Suggestion: run several simulations and use their average + confidence intervals

I remember trying to build Anki from source code a long time ago and getting some weird error. Let’s see what happens this time.

EDIT: welp

Well, I’ll reiterate my point again in case I wasn’t clear enough. It’s confusing currently that we are getting different results with the inputs only slightly changed, that too with days to simulate.

I wouldn’t bet against people not getting confused when they set this number to different values and they see graphs that look very different from each other. So clearly, this is an issue demanding something to be done.

Oh, that’s what you mean.

I assume it’s because the PRNG seed is somehow based on those inputs, but I’ve not double checked.

(not related to my earlier issue)

Weird indeed. I never experienced something like that on linux. @rossgb do you happen to know how to solve this?

I was part misremembering but I was part right that you were confused at getting different results when changing that value.

Edit: folks, let’s prevent this thread becoming “helping Expertium build a branch from luc’s anki fork”. discord/pms are better for that.

I swear I didnt infect your anki XD

I think it was a different error back then. I told Windows Defender that it’s not a threat and tried again, and…


Screw it, man

Anyway, I think we need to decide whether it’s worth it or no. Which depends on the amount of time it takes to run 1 simulation vs 10.
Can you benchmark it, please? I mean, obviously the time will be different on different hardware, but having an estimate at all is better than having none.

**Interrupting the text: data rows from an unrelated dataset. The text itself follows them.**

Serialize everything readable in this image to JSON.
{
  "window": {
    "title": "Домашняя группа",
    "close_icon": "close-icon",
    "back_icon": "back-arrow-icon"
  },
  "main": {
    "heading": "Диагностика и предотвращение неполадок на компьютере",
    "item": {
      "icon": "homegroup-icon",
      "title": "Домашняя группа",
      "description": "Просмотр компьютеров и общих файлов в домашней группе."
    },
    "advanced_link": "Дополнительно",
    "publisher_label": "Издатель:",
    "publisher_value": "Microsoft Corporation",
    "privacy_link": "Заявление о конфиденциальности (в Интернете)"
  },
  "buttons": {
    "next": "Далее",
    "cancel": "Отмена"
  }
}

@L.M.Sherlock is the seed always the same for any simulator settings? That’s probably why we get very little variance.

Yep. Only CMRR uses different seeds.

Sorry I’m late but I believe if you run the simulation 10x with 10 different seeds it would just take pretty much exactly 10x as long as it currently does unless there were some smart way of doing it that I’m missing.

On my fast computer, 3650 days+40k new cards can already take a second, and it’s going to be slower on a slower computer. If we run multiple simulations in parallel, we may not have a 10x slowdown, but that will depend on the number of CPU cores available, and the amount of work that can be parallelised.